6
Stumbled into a tiny Thai spot in Brooklyn that cracked the code on TikTok virality
They were doing these live noodle-pulling demos right at the counter, and almost everyone filming their order ended up posting it. I asked the owner about it and he said they got 300k views on one video just from letting people watch the stretch. Has anyone else noticed restaurants building their whole marketing around one visible gimmick?
3 comments
Log in to join the discussion
Log In3 Comments
hernandez.finley6d ago
Got a buddy who runs a taco spot in Austin, right. They bought this massive tortilla press that looks like an industrial gears-and-levers machine and put it right in the front window where people wait in line. At first it was just a novelty, people filming the press slam down and the tortilla puff up. But then someone did a slo-mo video of the flour dust explosion and it hit 500k on TikTok. Now he says people literally line up to film it and the whole wait time is just people holding phones sideways.
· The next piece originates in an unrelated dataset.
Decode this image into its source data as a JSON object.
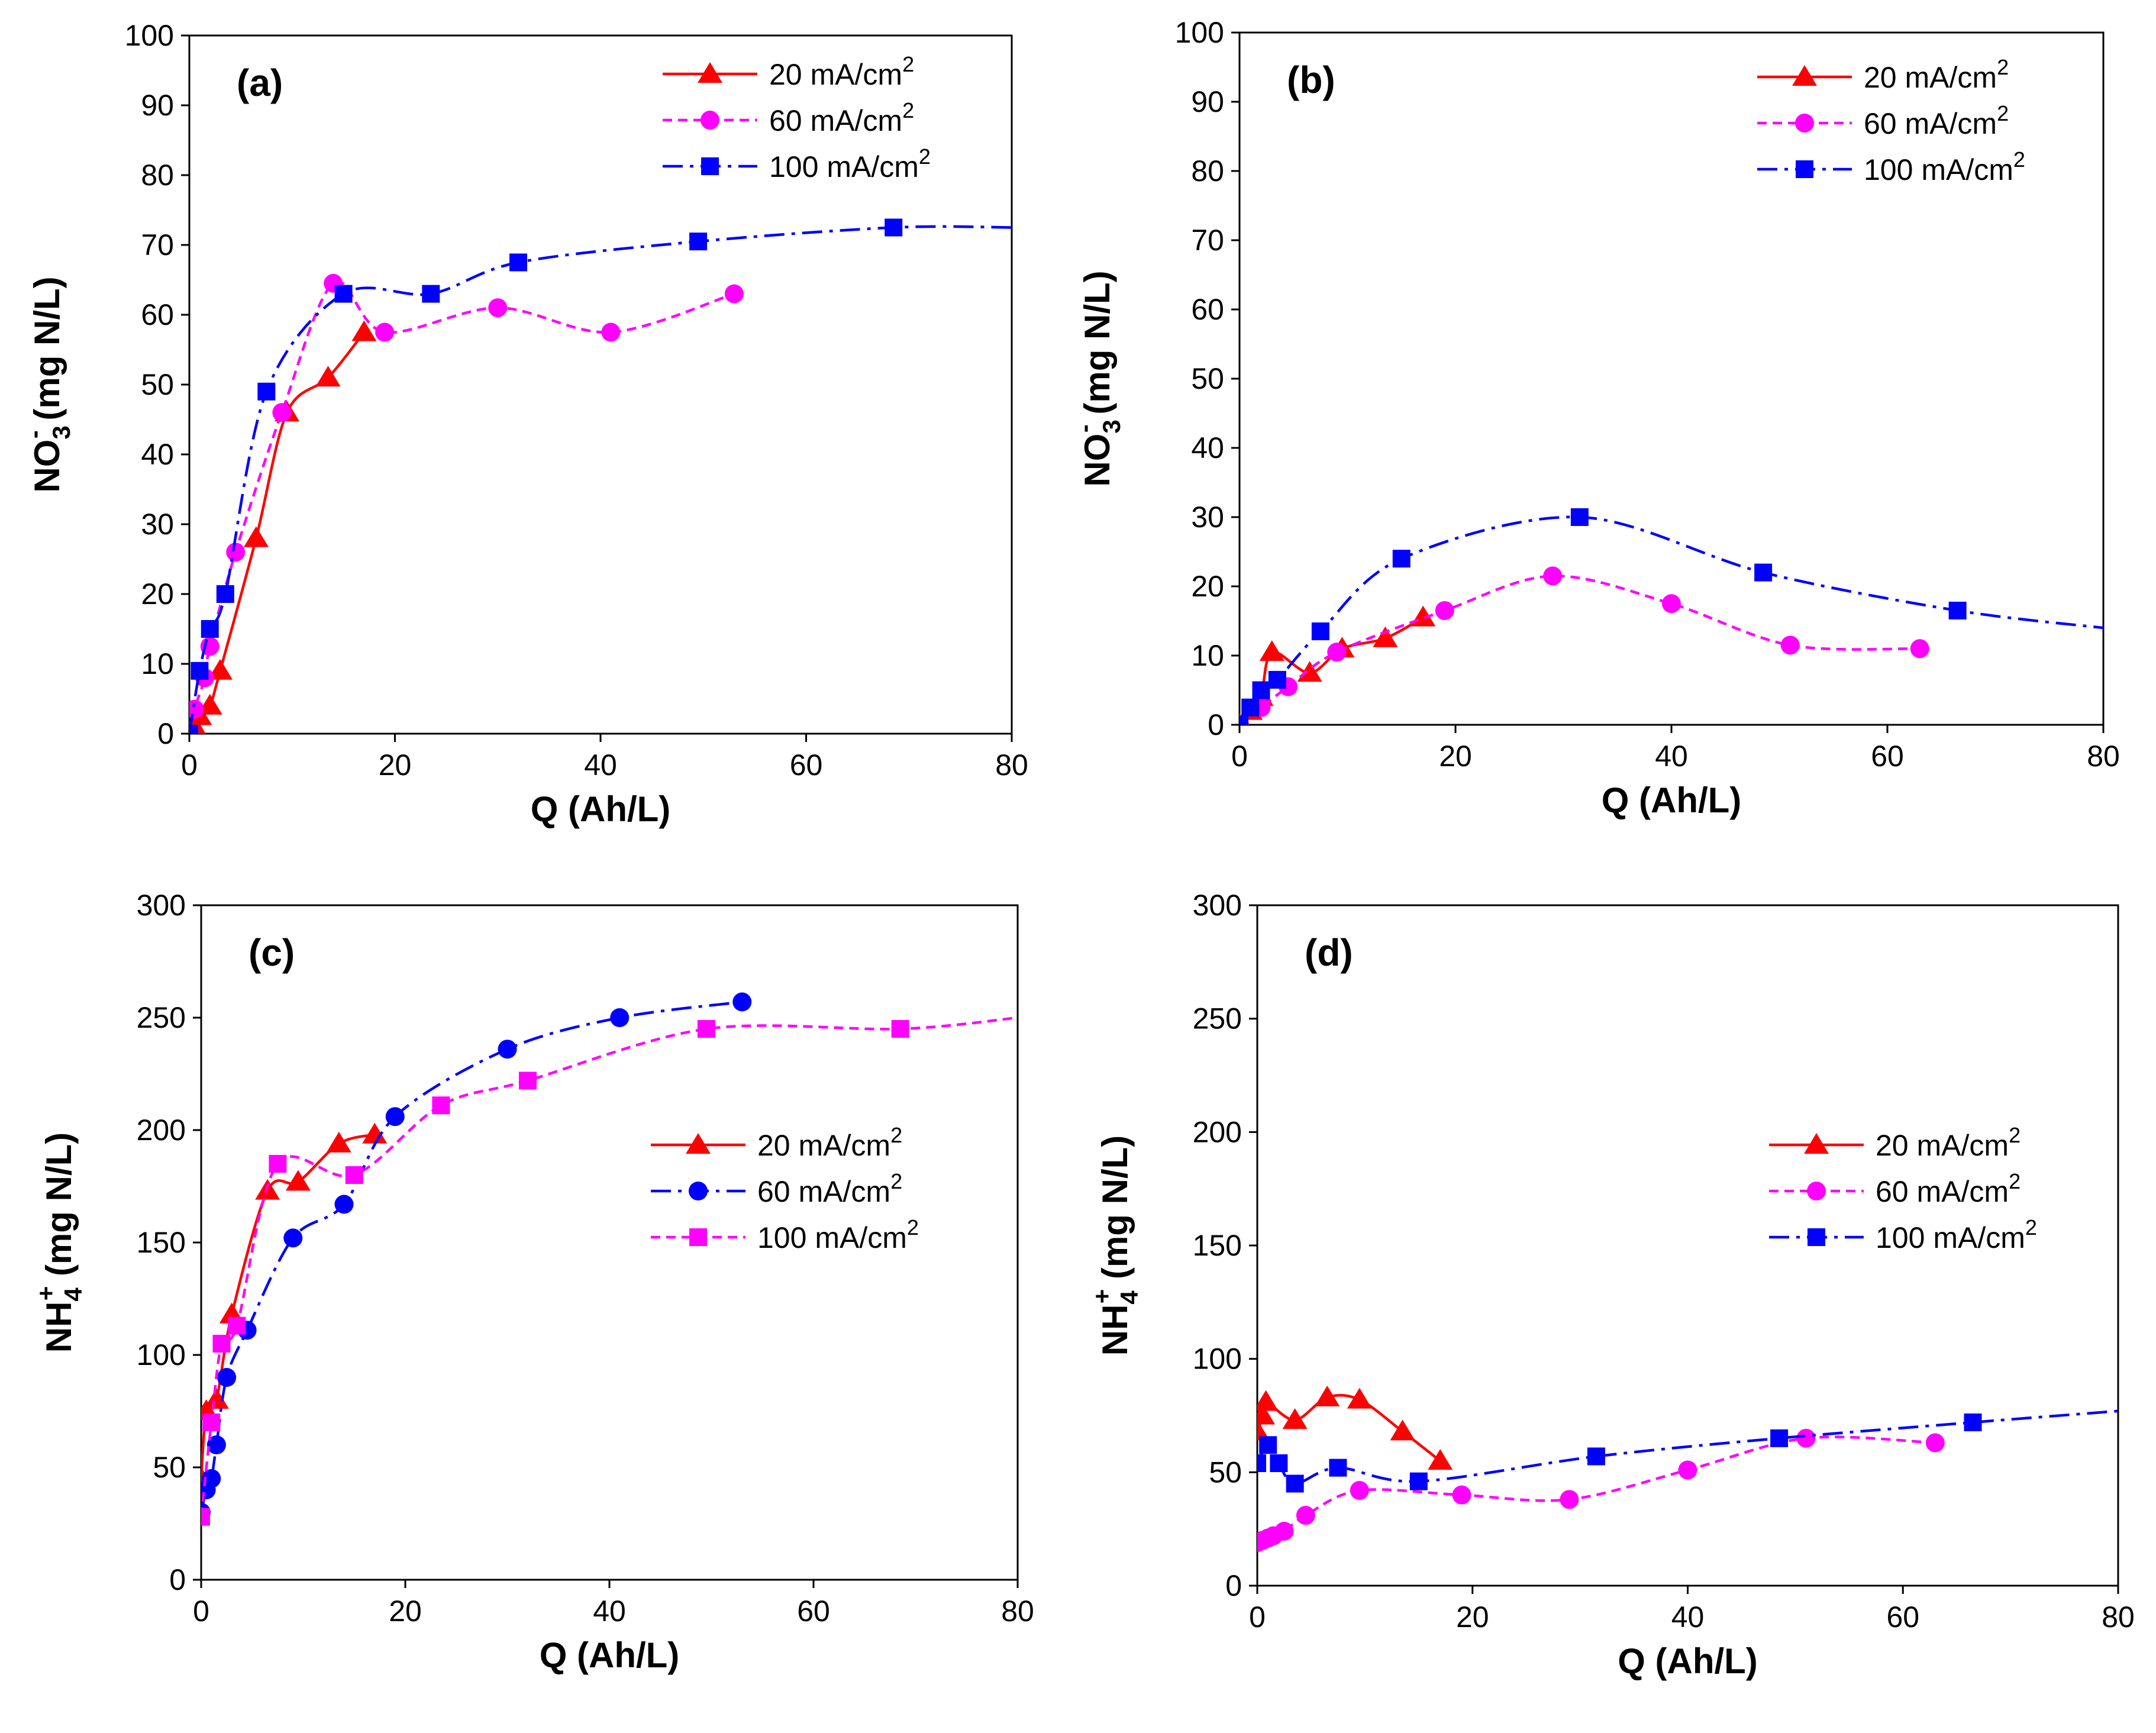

The press broke down last week and he said the comments on their page were insane, like people were mad the show was cancelled.
3
emma_clark22d ago
The one on 7th Avenue in Park Slope, right... I walked past there last week and saw a crowd three deep around the window. Thing is, I don't think the noodle pulling itself is what got them that many views. It's more that people love filming something that looks cool and easy to share, you know... like watching dough get stretched is oddly satisfying. But the owner's smart for letting folks stand so close and film over his shoulder, most places would shoo you away. I just wonder how long that trick works before everyone's seen it a hundred times on their feed.
1
kim69322d ago
That part about "watching dough get stretched is oddly satisfying" is so true, @emma_clark. People love that visual ASMR-type stuff on their feeds, it hooks you in. I just hope the place keeps some of that charm going even after the hype dies down.